The Institute for Healthcare Improvement (IHI) (Peden, 2018) acknowledges that clinicians are driven by data for understanding and for rallying others around a common cause. One way to leverage clinicians in improvement is giving them access to the data--but just as important is their ability to use that data to improve the care of patients and influence the work environment. All too often, when clinicians are given benchmarks or statistics, they are not given the time, tools, resources or skillsets to put data into action and make care better for their patients. This is challenging for organizations that must find ways to cut cost --with salaries often being at the top of the list.
Point of care clinicians desire to be an integral driver in closing gaps in evidence-based care, quality and cost. Clinicians by necessity are integrative thinkers. They triage disparate information coming from multiple sources, such as the patient, labs, radiology and the medical record, then integrate and filter this information into a differential. A hypothesis is tested, and iterative course corrections are made to arrive at the correct diagnosis and treatment plan. However, clinician insight and skillsets remain untapped and underutilized when addressing systems problems. They often lack the time, connections, data, or influence to construct viable solutions to present to their administrative leaders. Healthcare can no longer afford to operate in isolation, scramble for a quick-fix or run faster on a hamster wheel going nowhere. With strategic vision and the right tools, there are powerful ways to organize and connect like-minded clinicians striving to leverage system-wide change.
First, we need to organize and act as part of an integrated, multi-level approach to quality improvement (individual, group, organization and system) that employs a population-based focus (McHugh et al., 2012). Second, learning as a collaborative effort is dependent on networks and communities of practice and should be leveraged by healthcare organizations as an important means of diffusing best practice across organizational boundaries (IOM, 2011a; IOM, 2011b). The goal is to facilitate mindfulness, problem solving and innovation; driving “best practices” toward actual implementation in a specific practice setting. For example, there are several federally funded Quality Improvement organizations (QIOs) such as the Quality Innovation Network (QIN) that provide opportunities to leverage resources around data-driven initiatives to increase patient safety, better coordinate post-hospital care and improve clinical quality. Practice-based research networks (PBRNs) are another example of a quality improvement initiative that brings together academic and community clinicians, researchers, patients, and various other partners, such as QIOs, health departments, and community resources to engage grass-roots efforts in care transformation.
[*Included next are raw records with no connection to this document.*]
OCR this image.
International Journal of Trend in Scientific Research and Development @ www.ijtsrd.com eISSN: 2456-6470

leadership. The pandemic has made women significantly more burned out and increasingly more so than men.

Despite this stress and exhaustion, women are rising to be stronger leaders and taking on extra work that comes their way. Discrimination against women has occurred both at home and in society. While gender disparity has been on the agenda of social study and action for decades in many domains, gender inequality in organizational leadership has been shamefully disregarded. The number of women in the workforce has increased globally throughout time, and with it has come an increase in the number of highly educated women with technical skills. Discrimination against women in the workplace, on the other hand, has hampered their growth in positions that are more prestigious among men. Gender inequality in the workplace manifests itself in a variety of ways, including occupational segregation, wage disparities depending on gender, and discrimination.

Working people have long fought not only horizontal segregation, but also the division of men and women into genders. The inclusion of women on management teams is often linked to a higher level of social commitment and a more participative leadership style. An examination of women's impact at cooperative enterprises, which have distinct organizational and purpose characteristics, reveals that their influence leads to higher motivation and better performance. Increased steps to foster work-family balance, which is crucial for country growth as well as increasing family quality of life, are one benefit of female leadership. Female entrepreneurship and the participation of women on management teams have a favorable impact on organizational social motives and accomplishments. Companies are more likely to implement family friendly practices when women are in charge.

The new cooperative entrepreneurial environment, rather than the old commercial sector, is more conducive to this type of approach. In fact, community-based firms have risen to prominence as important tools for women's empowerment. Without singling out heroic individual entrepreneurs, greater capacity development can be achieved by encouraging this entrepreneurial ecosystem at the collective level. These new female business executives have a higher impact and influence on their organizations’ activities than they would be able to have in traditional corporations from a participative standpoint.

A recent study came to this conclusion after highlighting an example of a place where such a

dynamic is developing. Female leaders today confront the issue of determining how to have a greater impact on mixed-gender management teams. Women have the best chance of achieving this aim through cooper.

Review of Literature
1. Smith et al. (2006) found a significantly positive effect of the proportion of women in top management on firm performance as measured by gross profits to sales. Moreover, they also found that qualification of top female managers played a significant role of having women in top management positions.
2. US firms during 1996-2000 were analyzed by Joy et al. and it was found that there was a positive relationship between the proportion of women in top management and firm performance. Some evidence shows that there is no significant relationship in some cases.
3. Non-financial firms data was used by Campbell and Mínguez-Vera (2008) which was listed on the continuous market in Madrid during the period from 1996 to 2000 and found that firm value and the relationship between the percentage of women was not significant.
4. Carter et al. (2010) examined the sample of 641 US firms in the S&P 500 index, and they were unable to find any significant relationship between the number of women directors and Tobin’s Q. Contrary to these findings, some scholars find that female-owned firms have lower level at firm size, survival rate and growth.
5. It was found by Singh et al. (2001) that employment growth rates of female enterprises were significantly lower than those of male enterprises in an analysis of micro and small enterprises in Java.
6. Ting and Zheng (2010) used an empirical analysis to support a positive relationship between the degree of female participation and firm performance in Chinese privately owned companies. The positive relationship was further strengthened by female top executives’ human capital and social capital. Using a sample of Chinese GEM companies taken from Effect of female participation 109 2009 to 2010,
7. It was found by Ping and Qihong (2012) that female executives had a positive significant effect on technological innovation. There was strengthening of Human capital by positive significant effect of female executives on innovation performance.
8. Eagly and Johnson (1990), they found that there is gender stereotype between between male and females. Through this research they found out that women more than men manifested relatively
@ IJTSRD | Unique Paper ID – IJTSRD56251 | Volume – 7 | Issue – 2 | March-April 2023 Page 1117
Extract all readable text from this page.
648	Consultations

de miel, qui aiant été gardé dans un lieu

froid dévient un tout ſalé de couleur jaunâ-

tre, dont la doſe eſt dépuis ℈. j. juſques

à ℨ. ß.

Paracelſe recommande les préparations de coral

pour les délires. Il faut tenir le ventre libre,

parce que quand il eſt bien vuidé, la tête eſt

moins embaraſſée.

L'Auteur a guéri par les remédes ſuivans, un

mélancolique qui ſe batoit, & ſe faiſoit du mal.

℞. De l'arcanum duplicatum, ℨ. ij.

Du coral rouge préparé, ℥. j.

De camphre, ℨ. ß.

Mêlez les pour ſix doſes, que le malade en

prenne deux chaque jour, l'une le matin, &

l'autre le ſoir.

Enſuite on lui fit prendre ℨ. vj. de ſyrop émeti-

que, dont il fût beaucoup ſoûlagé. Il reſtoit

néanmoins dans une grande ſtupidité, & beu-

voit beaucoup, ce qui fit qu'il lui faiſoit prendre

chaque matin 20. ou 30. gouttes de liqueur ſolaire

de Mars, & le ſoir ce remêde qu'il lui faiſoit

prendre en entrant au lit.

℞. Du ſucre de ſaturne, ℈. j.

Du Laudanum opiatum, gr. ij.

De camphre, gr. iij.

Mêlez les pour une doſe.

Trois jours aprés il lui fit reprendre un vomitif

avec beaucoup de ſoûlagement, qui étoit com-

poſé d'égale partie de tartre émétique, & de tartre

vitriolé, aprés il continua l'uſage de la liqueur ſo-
Traditional barriers that separate the academic researcher and the IT expert from the point of care team are disappearing. There are examples of point of care clinicians strategically engaging to promote change locally and across networks of care in diverse areas such as health information exchange policy. The Atlantic Quality Innovation Network (AQIN) is an example of a QIO comprised of professionals, to include pharmacists, nurses, physicians and IT developers, from all care settings fostering strategic partnerships to address high priority quality initiatives such as reduction of Adverse Drug Events (ADEs), care coordination and technology-enhanced care. For example, the AQIN anticoagulation coalition, led by IPRO, is addressing 3 priority barriers to improving anticoagulation management, to include limitations in electronic health record (EHR) capabilities, inadequate tools for peri-procedural management, and suboptimal communication between care settings. There are ways to get connected to real solutions and reaching out could change your practice.
We need to do a better job ensuring the technical requirements and relational connections are hardwired into the workflow so clinicians can learn, collaborate and contribute in real time, and target the specific needs of their population. Point of Care Decision Support (PCDS) believes that connecting the point of care team to actionable, specialty-focused information promotes analytic approaches to best practices, patient engagement and systems-supported collaborative efforts as a vital part of patient safety and value across systems of care. By combining real-time intelligence, the latest disease management tools and interoperability, PCDS gives clinicians the technical and relational connections they need to merge patient data with the best evidence, and to construct a personalized patient point of care therapy program while focusing on total patient and population health risk reduction.
Developing strategic partnerships that engage clinicians at the point of care and implementing decision support technology that can facilitate focused technical and relational connections are strategic levers to accelerate understanding of what constitutes “best care,” detect medical risks, generate cost savings and provide sustainable value. We want to hear about your experience collaborating with other like-minded clinicians through networks to leverage change locally and across your network of care. What were the challenges you face leading from the point of care?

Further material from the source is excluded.